ГЛАВА XVIII Праздник Терры

С днем похорон несчастного Арунса в деревне совпало время заключительного празднества в честь Матери-Земли, его фатальной развязки, умерщвления человека.

В жилище старого Грецина не замечалось ничего особенного. Его сыновья и дочь почти все время проводили в священной роще, но болезненная ворчливая жена оставалась дома, жалуясь на двойную работу без Амальтеи.

– Девке все бы бегать! Все бы болтаться с молодежью да плясать! А я тут и у печки одна жгись, и с коровами возись, и белье стирай!..

Грецин был навеселе от деревенских угощений, болтал о господском житье-бытье, какое он видал в Риме, хвалил уставы тамошнего культа за то, что жрецы людей больше не приносят в жертву, тогда как по деревням это еще не вывелось, да вероятно и не выведется долго, долго.

Жена не слушала этих разглагольствий пьяной болтовни и, продолжая ворчанье, дразнила своего «сибаритского архонта» тем, что Вераний не показал носа в течение всего праздника, не приехал «спасать своего отца». Тертулла всегда полагала, что он о своем родстве со свинопасом, ему одному известно, зачем, наврал, а свинопас не смел отрицать, потому что тот уже давно нагнал ему страха, раньше, чем назвался его сыном, жестоко избил. Тертулла помнит, как он при ней этому Балвентию, будто бы в шутку, прищемил кузнечными клещами нос. Этому уже два года. Тертулла изо дня в день все сильнее убеждается, что в Вераний кроется «что-то диковинное» да и Прим думает, что лучше от него держаться подальше, хоть в силу римской пословицы «procul a love, procul a fulmine» – дальше от Зевса, дальше от молнии, т. е. кто удаляется от особ более высокого положения, тот избегает неприятностей.
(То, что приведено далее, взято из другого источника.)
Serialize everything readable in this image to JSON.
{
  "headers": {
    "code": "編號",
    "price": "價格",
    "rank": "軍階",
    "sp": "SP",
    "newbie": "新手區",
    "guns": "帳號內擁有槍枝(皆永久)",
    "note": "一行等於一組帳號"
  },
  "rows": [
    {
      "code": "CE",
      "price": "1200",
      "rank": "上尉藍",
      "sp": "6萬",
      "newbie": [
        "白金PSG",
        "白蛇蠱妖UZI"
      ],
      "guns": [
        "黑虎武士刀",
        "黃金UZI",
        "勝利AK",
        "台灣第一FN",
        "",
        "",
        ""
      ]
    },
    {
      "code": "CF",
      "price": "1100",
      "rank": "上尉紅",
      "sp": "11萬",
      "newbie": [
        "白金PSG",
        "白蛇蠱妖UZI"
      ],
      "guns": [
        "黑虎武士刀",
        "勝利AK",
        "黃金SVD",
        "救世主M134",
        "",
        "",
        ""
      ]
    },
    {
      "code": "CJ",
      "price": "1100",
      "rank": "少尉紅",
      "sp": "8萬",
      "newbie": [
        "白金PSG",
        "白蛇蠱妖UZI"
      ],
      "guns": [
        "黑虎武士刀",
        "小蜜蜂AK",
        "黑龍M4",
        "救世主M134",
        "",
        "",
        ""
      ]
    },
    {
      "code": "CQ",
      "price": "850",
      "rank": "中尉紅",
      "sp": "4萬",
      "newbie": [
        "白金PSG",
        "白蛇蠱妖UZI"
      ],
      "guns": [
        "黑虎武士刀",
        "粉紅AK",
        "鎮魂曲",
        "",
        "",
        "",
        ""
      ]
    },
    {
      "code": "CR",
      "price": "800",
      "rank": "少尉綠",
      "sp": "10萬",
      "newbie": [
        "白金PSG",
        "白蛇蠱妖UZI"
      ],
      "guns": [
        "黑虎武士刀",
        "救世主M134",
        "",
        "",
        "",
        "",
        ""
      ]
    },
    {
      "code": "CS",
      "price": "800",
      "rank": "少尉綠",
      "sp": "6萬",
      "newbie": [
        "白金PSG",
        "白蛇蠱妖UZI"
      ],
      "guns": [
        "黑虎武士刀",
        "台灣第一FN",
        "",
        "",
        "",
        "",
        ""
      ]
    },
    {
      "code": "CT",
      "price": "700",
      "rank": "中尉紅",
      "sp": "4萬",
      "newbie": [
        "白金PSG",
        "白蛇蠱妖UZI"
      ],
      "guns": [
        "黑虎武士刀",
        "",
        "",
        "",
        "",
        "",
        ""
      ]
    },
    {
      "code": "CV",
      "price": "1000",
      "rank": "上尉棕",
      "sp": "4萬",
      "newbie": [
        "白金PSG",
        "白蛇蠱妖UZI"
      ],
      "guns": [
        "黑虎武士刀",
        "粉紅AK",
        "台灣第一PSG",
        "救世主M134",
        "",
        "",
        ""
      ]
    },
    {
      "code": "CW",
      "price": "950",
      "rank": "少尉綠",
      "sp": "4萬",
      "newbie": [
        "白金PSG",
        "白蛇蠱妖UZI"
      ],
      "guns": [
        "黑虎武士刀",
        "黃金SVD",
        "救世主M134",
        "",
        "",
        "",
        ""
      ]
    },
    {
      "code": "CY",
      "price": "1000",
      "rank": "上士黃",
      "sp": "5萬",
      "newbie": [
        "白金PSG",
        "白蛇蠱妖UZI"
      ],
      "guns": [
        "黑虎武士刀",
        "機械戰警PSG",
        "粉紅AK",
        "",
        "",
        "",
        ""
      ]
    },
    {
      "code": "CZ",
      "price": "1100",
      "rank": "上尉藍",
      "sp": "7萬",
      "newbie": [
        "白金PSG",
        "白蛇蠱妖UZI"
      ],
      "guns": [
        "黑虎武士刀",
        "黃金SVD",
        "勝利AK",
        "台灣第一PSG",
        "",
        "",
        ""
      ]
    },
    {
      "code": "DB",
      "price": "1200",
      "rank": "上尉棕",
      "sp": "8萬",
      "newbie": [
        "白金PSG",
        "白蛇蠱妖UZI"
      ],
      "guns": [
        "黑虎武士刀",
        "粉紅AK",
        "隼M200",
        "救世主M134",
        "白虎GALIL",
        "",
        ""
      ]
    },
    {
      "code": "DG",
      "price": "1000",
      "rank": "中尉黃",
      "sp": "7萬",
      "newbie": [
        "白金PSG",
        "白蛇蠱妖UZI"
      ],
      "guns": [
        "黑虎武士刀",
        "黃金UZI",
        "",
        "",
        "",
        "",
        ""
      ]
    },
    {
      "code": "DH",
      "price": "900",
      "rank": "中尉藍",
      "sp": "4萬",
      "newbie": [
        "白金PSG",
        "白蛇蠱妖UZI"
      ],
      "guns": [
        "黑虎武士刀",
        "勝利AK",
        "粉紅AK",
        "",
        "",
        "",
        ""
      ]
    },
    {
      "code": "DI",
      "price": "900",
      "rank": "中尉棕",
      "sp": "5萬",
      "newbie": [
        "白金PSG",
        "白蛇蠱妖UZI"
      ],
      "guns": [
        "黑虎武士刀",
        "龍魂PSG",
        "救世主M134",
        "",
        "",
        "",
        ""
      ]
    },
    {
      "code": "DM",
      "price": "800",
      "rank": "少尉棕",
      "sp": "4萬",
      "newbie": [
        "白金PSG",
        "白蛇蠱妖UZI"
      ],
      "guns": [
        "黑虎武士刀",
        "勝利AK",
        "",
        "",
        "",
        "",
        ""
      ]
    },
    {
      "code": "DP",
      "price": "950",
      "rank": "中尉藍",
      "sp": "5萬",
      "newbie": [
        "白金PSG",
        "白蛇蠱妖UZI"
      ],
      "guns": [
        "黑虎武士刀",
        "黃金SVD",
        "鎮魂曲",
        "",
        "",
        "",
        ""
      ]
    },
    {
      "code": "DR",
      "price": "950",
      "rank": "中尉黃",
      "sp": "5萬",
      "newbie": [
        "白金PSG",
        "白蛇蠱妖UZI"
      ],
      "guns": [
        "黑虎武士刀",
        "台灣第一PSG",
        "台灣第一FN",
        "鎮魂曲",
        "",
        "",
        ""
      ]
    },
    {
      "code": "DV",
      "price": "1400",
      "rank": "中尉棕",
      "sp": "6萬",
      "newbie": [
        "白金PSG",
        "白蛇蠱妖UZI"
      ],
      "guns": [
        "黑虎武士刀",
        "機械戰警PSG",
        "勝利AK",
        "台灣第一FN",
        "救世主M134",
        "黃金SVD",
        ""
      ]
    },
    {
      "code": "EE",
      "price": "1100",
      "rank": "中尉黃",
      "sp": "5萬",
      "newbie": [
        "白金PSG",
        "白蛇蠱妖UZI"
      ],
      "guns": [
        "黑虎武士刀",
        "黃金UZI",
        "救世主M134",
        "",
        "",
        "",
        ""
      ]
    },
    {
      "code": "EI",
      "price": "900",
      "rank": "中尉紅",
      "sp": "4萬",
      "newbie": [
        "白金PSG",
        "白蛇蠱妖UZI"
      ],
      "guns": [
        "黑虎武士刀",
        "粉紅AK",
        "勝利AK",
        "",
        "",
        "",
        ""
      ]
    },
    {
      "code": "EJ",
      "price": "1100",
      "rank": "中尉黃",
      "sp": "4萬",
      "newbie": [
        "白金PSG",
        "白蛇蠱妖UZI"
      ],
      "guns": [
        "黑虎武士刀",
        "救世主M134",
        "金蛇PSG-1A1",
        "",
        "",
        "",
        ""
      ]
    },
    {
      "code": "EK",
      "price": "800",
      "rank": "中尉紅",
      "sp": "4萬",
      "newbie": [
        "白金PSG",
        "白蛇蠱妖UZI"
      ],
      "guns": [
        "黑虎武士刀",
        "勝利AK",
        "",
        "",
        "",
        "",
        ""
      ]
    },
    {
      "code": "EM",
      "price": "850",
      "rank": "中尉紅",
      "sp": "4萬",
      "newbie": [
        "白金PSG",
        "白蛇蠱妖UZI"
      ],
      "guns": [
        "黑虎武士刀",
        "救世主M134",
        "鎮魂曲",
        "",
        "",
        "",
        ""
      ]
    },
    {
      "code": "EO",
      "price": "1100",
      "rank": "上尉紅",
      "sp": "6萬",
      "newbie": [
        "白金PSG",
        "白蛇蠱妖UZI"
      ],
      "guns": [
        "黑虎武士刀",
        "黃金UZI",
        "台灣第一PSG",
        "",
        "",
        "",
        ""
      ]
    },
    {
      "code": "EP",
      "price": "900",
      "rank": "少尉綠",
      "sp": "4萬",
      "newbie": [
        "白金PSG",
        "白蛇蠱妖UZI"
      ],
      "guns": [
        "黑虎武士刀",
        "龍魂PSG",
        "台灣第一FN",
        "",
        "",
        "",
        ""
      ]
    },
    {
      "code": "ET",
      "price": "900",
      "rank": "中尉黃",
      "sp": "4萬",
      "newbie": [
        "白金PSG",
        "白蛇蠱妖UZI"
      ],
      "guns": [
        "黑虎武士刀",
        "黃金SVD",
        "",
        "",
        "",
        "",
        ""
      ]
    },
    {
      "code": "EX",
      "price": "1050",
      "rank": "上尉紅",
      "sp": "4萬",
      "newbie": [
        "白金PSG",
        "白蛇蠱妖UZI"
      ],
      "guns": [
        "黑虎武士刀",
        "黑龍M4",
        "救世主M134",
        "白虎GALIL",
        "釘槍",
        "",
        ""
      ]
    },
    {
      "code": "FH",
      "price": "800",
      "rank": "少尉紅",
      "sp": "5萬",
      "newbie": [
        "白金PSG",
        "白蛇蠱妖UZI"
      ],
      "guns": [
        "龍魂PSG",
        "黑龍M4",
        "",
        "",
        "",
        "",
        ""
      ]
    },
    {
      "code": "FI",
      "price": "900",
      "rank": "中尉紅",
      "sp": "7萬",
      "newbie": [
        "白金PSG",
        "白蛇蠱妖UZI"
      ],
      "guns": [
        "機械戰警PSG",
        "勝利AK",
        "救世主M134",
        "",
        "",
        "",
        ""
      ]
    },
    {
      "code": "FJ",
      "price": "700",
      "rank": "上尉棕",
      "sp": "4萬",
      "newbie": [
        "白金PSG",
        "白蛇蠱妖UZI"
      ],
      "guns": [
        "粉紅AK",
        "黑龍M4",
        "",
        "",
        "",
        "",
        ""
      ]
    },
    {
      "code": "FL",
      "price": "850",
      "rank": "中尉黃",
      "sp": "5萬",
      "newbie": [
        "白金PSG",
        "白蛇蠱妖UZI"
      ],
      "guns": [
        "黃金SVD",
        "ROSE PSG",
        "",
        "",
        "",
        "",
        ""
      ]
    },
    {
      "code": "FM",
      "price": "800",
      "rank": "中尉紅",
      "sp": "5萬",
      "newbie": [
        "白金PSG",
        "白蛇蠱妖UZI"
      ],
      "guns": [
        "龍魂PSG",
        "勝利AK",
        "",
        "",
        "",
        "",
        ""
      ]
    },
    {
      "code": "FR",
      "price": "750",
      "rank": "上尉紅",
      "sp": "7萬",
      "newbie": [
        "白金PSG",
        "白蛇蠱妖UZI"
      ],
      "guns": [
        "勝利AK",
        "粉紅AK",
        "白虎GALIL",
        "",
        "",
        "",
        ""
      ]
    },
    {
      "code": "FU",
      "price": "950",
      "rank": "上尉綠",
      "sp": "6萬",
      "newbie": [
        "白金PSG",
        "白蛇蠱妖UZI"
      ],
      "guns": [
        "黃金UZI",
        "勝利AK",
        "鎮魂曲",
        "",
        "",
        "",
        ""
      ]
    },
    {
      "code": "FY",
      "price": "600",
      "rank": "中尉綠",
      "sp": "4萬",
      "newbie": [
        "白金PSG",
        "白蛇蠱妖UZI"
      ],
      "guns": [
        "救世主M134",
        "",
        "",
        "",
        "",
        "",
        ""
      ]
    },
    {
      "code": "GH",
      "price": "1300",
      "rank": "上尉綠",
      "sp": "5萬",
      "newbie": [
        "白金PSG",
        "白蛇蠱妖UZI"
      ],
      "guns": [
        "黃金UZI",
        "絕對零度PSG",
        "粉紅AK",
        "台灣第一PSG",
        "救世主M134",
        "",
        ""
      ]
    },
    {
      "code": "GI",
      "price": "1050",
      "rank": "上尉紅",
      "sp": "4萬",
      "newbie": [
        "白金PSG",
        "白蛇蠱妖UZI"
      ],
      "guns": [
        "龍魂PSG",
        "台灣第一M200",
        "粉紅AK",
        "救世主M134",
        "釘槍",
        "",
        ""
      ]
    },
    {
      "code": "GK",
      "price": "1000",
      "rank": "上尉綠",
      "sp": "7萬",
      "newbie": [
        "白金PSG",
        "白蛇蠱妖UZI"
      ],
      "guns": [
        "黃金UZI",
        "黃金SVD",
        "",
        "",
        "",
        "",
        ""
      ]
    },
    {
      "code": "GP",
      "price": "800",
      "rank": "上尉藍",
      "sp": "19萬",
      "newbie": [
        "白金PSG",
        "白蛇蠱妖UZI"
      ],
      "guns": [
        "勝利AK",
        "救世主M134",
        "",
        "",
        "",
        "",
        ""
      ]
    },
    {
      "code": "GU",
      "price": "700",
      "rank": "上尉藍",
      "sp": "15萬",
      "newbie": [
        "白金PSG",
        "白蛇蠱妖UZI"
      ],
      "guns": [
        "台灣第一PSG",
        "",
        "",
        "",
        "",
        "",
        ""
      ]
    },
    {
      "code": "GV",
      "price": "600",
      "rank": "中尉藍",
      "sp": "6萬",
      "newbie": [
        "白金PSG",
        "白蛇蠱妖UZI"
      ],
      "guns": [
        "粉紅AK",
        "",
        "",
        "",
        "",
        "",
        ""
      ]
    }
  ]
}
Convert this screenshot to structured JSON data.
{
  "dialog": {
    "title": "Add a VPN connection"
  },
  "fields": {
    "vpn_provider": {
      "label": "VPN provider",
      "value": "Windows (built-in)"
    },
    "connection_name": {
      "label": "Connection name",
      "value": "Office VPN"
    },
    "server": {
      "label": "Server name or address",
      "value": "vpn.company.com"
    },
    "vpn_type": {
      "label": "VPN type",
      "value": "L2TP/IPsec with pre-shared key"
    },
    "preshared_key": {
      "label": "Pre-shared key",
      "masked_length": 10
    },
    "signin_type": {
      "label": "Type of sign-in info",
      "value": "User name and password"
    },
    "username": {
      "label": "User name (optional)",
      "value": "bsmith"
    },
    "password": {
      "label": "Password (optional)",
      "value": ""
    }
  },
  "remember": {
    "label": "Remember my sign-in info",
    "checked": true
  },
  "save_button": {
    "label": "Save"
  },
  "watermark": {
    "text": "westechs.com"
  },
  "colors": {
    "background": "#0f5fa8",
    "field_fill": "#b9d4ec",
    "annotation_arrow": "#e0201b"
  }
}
Раб городской, принадлежащий вельможе, всегда казался рабам деревенским чем-то вроде аристократа, если бы даже их господин и был могущественнее его господина.

Грецин соглашался с женою, что у Верания совсем другая, не невольничья, повадка; соглашался, что можно отстраниться от него, и вдруг бухнул жене объявление о своей новой затее: – лишь только кончатся праздники, он начнет сватать дочь за Тита Ловкача, чтобы положить конец сплетням деревенских о ней и младшем внуке фламина, Вергинии.

– Да Тит-то свободный, – возражала Тертулла.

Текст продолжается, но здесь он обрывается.